The Arab world came heavily under the influence of the secular, socialist Arab nationalism when, in 1955, Britain, France and Israel invaded the Suez Canal. They were sternly chided by the US President Dwight Eisenhower and ordered to leave. Meanwhile, the Egyptian forces were engaging with the invaders. This gave the impression to the Arabs that Nasser, the new saviour of the Arabs, had driven them out. That this was not the case was proven in 1967 when Israeli forces routed the combined Arab forces and captured Jerusalem (from Jordan), Sinai (from Egypt), West Bank and Gaza strip (from Jordan) and Golan Heights and Sheba Farms (from Syria). With these captured lands Israel grew four times bigger in size compared to its original area.
With this defeat Arab nationalism lost face, but soon a new generation of Arab leaders, inspired by Nasser’s image, came up: Hafez al-Assad in Syria, Muammar Gaddafi in Libya, Saddam Hussein in Iraq, Anwar Sadat in Egypt, Jaffer al-Numeri in Sudan, Benali in Tunisia, besides Ahmad bin Billah in Algeria and some smaller figures in Arabic-speaking lands. Virtually all of them failed and brought great disaster on their countries. This almost buried Arab nationalism and Arab socialism forever.

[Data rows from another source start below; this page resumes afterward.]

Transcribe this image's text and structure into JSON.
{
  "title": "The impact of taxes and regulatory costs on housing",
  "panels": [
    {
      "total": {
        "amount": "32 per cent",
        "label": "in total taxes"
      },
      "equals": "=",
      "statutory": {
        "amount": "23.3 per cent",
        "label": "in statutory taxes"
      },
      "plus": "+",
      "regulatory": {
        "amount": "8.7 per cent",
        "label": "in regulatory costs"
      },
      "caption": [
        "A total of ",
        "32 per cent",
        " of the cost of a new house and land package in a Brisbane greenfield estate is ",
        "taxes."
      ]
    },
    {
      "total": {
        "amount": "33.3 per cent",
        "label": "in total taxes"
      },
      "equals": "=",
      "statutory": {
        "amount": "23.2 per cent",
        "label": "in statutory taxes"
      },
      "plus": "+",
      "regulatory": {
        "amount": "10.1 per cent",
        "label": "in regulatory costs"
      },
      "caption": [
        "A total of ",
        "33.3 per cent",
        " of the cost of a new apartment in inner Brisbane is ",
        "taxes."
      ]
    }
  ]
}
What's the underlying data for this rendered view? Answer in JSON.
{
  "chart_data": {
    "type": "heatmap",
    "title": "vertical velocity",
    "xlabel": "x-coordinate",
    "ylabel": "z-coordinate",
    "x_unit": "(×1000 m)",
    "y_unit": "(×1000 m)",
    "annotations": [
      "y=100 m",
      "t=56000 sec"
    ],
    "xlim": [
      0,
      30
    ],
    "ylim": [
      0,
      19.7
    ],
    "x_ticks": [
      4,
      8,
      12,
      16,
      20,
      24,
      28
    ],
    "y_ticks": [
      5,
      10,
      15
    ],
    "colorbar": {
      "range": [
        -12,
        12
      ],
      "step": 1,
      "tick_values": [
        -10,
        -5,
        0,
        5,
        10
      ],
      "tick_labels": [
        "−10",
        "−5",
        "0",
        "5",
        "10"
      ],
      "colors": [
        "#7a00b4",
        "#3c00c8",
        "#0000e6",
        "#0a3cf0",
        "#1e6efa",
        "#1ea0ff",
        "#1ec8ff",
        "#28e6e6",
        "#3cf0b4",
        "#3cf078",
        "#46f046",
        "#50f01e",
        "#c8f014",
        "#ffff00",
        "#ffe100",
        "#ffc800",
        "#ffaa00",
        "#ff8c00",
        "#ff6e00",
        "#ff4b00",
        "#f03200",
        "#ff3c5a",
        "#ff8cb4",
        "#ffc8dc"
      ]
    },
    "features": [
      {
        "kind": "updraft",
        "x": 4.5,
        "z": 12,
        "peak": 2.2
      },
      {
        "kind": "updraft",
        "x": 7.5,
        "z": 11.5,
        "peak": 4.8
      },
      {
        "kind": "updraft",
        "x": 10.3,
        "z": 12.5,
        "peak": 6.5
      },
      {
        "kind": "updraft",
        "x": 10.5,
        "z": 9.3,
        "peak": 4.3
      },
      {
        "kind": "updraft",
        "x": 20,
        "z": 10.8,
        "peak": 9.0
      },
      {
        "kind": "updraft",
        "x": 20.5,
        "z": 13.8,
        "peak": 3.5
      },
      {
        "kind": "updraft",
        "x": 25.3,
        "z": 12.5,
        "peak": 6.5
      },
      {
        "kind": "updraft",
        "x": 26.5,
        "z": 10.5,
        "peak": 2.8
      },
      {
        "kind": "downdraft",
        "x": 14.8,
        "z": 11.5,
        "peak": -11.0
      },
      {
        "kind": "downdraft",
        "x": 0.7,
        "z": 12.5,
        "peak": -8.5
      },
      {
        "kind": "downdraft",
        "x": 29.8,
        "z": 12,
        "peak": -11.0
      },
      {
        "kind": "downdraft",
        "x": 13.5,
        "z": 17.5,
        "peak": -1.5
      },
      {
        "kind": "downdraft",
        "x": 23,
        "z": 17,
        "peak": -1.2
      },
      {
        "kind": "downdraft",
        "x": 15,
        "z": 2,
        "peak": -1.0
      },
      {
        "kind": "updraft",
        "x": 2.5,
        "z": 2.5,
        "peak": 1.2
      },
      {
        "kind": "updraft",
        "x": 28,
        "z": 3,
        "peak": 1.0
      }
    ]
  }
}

Political Islam, too, did greater harm than good. Egypt was politically divided because of it. Some of the extremist Islamists were executed. Others like al-Zawahiri and Omar the blind were exiled. Because of these groups hundreds of thousands of Muslims were killed in civil war in post-Soviet Uzbekistan and the government abolished newly announced Islamic freedoms. In Afghanistan, CIA and Pakistan’s ISI trained the Taliban in madrasahs on Af-Pak border. The Taliban chased away and killed an entire generation of Afghanistan’s Islamic fighters, the Mujahideen. Later the West destroyed the Taliban themselves, with ISI help. The caliphate of Islamic State of Iraq and Syria (ISIS) killed thousands of Muslims before Khalifa Baghdadi was killed and the “caliphate” largely disintegrated. Before that, the one-eyed Taliban leader, Mullah Omar had declared himself caliph by reportedly appearing in public in the Prophet’s (PBUH) gown.
Now is the moment for the Ummah to decide what it should do with itself, which course to take, which to avoid. We have seen far too many false dawns, run after far too many false messiahs. In this series of four articles I have pointed briefly at several issues that can be discussed in detail to clarify where we stand today and where we should be headed in days ahead.